Brand is pretty much irrelevant (as it is with nearly all lubricants). 7.5W seems to be most popular for avg weight folks. 5w if you're slight, 10w if you're robust.
Ride Safe, Ride Lots
Unfortunately, 5w by one brand won't feel like the same 5w by another brand. This is something that a person has to try out and see what works. Once you found what you like, stick with it.
Kurt -- Forum Administrator ---> Resources and Links Thread <---
'78 R100/7 & '69 R69S & '52 R25/2
mine-ineye-deatheah-pielayah-jooa-kalayus. oolah-minane-hay-meeriah-kal-oyus-algay-a-thaykin', buddy!
I replace the PJ1 7.5 wt fork oil in my '78 with Mercon V automatic transmission fluid. The forks feel about the same to me. I made the switch because some extra ATF was available and I have another lower fork to swap out for a dual brake conversion. Also, my '77 Clymers manual describes using hydraulic fluid in the forks and ATF is hydraulic fluid. The viscosity looked about right from the Mercon V specifications and the forks feel OK to me. Fork feel is somewhat subjective so YMMV.
Stan
AH# 13238
Many have used AFT with no issues, I have and added about an ounce of seal swell to the mix to help with the fork seals.
You can adjust the weight from 5- 10 to suit the type of riding you do. The 7.5 is a base line and for the weight and type of bike that should be fine. The type of valving in the fork really determines what fork weight oil works best ( in the manufactures eyes ) but that doesn't apply if you fall outside the base line ( type & weight of riding etc ). Some want a little softer front end and some want a firmer front end. There are many manufacturers that make fork oil and any of the popular brands will work fine. The bike won't know the difference, as long as its fork oil.

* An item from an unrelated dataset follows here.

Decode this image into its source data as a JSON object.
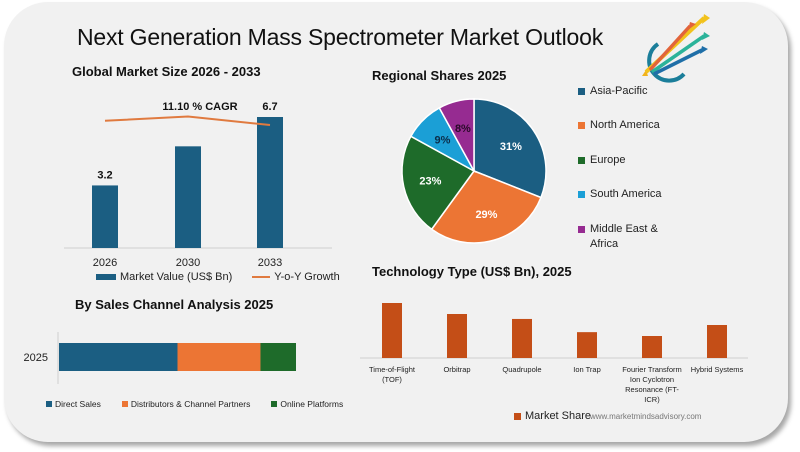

Don't get too hung up on brand names. If its fork oil it will work.
1971 R50/5 SWB with R75/6 drivetrain
2008 HD Heritage Anniv Softail
Spectro or BelRay usually for me, at present 5w Spectro in my ST but I discovered that Kubota SuperUDT hydraulic fluid seems to give the right feel in the R100 rig.
Experiment with a few different things to find what feels right to you. . . .including different brands, varying the weight AND the volume (a bit).
Dave in Vermont
'84 R80ST
'81 R100 hack
After rebuilding my forks, I experimented a bit with Bel Ray and Maxima (and maybe PJ1?). I also played around with the weights (5, 7, and 10wt). Through my very unscientific process, I finally settled on Maxima 7 wt fork fluid. The Maxima fork fluid does seem to reduce stiction over the other oils I tried. The 7 wt seems to match my springs (Progressive Suspension) nicely. I liked the Bel Ray 5 wt also, but it seemed like the forks were a little underdamped for the springs I had installed- it might have worked with the stock springs, though.
http://www.maximausa.com/shopping/in...products_id=44
Jim
'78 R80/7
'90 and '93 Red Mazda Miatas ("Jelly Bean" and "Red Hot")
'96 Giant Upland (big Kendas & freshly greased bearings!)
I've experimented with PJ1 and Bel Ray. Went back to the standard 7.5 BMW oil, it seemed to work best for me. At about $7 a quart it is probably cheaper than the others! Oh, by the way, the back of the bottle says it was formulated by Spectro. Works for me, I'm a happy camper, errr, I mean rider.
Neal - '09 R1200GS / '81 R65
_______________________
Be the person that your dog thinks you are.
Does anyone know if there is a video on changing for oil on a /6 or /7. Not one doing a rebuild, just a fork oil change.
On a slash six isn't it just a matter of taking off the cap and using the hex key/ socket trick? If I remember right when you loosen the lock nut you can push the hex doodad back up breaking the seal and the oil drains out.
I've had good luck on my F800 running Mobil 1 ATF. Feels great but the stuff I took out was two different colors and probably two different weights. When I first got the bike it blew a fork seal and the dealer only replaced the fluid in one leg when I took it in to get it fixed for free.
If it's a damper rod fork the tail end of a spark plug socket should fit it perfectly into the top of the damper rod allowing you to remove the allen bolt in the bottom easily.